Is the onset of the outcome acute and the diagnostic criteria clear? Heart attacks and strokes are easier because 10 clinicians looking at the same chart will agree, and the coding for these events in RWD is well understood. Guillain-Barré syndrome is at the other extreme. I’ve watched neurologists disagree about the same patient repeatedly. The harder the diagnostic criteria, the harder the study. 

Is the exposure self-administered and medically administered? An infusion in a clinician’s office leaves a clear coded documentation trail. An over-the-counter medication may leave none. These details shape whether your study is feasible before you write a single line of code. 

I also look hard at operational characteristics: sample size, data lag, refresh cadence, and the patient population represented. Too many researchers over-index on sample size. The most isn’t always the best, and a daily-refresh feed sounds appealing until you realize hyper-fresh data are also hyper-unstable. 
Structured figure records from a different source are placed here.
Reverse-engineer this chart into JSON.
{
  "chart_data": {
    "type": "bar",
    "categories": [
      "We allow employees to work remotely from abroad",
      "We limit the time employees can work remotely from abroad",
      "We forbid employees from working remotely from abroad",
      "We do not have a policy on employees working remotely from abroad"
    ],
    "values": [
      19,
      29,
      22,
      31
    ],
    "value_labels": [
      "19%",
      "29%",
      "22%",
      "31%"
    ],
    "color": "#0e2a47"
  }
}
EHR Data Deserve Their Own Conversation

EHR data have transformed what we can study, but they also reward (and punish) discipline. I once showed an audience a slide of every “unit of measure” we found in a single platelet field at FDA Sentinel. There were many dozens of units in the data where only one unit of measure was expected. None of that is a reason to walk away from EHR data. It’s a reason to interrogate them carefully and build your study assuming the messiness exists, characterizing the issue, and designing a study that addresses any important data issues 

This is also where time-series checking becomes non-negotiable. Group your data by month and year and look at them. If you only look at aggregate counts, you’ll miss the ICD-9-to-ICD-10 mapping that inconsistently defines an outcome definition over time, or the partner who suddenly reclassified outpatient procedures as hospitalizations. Patterns that move smoothly up and to the right are reassuring. Patterns that jump or flatten unexpectedly require a phone call. 

One Variable, Many Definitions

The other reality I keep returning to is that no variable means just one thing. A “hospitalization” might be an overnight inpatient stay in one system and an ER visit in another. A diagnosis code in a problem list is different from one captured at an encounter. A medication on a medication list is different than a prescription which is different than a fill in a claims database and different than an inpatient administration. Context shapes every variable. 
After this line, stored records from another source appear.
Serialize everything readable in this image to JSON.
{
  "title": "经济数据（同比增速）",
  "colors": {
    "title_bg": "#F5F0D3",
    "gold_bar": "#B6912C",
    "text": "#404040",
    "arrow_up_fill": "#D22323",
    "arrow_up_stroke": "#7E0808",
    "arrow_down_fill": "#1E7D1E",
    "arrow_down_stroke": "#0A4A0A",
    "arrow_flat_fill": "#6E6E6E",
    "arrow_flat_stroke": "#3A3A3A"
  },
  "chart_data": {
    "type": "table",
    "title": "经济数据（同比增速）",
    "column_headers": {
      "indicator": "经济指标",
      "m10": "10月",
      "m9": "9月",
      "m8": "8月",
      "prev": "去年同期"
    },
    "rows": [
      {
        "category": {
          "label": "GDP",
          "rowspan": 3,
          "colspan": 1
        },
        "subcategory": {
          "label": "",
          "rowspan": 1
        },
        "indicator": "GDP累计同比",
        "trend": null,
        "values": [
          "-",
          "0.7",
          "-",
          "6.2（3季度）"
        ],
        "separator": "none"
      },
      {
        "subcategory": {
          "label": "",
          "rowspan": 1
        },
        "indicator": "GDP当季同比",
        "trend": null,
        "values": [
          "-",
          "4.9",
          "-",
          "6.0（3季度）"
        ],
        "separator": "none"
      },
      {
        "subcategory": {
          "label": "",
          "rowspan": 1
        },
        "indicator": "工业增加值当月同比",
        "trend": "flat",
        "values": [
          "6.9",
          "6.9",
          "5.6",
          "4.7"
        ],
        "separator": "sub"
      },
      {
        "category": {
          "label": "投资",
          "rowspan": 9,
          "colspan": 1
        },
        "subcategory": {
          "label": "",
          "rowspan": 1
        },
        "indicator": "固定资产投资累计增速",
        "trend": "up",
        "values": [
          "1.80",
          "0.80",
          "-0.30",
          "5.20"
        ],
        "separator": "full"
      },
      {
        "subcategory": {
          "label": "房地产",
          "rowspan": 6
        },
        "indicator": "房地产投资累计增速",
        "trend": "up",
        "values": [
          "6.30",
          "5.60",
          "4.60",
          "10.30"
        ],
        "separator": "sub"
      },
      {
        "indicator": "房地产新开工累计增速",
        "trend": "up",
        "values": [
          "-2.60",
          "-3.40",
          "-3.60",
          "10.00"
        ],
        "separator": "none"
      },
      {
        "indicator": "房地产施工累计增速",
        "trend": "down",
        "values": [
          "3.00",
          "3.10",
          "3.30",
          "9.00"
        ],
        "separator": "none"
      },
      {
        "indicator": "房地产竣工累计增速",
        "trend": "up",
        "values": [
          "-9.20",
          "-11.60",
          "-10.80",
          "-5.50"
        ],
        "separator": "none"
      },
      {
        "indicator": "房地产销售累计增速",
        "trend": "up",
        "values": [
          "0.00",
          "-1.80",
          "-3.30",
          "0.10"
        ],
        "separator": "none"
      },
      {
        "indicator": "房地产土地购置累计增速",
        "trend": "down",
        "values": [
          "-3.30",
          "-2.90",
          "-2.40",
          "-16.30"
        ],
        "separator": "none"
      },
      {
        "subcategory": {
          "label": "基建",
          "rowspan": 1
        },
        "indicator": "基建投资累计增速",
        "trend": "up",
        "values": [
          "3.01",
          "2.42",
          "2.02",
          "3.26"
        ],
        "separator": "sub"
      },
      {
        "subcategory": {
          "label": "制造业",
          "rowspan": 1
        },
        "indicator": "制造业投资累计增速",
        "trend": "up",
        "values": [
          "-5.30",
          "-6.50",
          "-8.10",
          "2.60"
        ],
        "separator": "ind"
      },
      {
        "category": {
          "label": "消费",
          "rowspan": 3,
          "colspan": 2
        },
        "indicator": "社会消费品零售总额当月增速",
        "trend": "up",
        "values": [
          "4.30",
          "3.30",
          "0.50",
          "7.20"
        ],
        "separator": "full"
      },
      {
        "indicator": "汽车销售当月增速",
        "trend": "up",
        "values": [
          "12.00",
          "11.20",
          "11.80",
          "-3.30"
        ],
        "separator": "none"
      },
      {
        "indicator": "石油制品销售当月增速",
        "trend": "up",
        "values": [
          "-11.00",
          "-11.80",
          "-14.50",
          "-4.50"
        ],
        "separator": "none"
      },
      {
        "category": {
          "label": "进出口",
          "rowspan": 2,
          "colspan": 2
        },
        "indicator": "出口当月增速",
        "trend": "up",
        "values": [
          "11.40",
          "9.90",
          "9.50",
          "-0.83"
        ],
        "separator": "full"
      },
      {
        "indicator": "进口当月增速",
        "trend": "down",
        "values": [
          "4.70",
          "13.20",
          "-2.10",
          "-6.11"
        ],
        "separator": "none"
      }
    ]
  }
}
Although I am a strong proponent of Linked data, we have to be cautious about how to use it well. Claims plus EHR are a powerful combination; we spent 30 years studying cholesterol without knowing cholesterol levels, and that finally changed. But linkage isn’t magic. If I have claims data from 2018 and EHR data from 2025, I have a linked database in name only. The right question isn’t “do these data link?” but “how much meaningful overlap exists, and is it enough to answer the question?” 

The Practice of Asking More Questions

If there’s one thing I hope attendees took away from my session, and one thing I’d ask of every reader here, it’s this: ask more questions. If you’re a data vendor, ask more questions of the researchers you support. If you’re a researcher, ask more questions of your data source vendor. Worry less about what you know and more about what you don’t know.  
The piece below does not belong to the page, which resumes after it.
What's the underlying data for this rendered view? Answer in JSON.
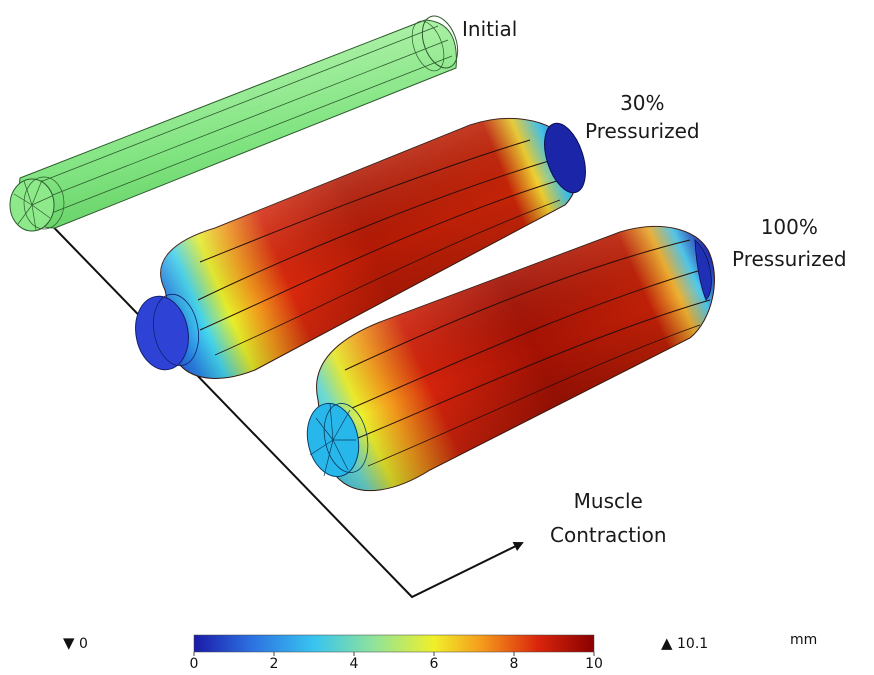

Write your question. Use target trial emulation. Write your protocol. Write your statistical analysis plan. Then do the work. Don’t iterate on your research after you’ve seen the outcome. Be disciplined. It takes longer, but it produces evidence that decision-makers can actually trust. 

This is the moment for the RWD community to get this right. Regulators are pushing harder than they have in a decade, and when regulators move, sponsors and vendors follow. The organizations that will lead the next chapter of this field are not the ones with the most data. They’re the ones with the most discipline about how to generation trustworthy results. That’s the work in front of us. And it’s worth doing well.

About Jeffrey Brown, PhD

With more than 25 years of experience in research and consulting, Jeff is an internationally recognized expert in the use of RWD to support the evidentiary needs of regulatory agencies and medical product sponsors and an expert in the assessment of data quality of RWD resources.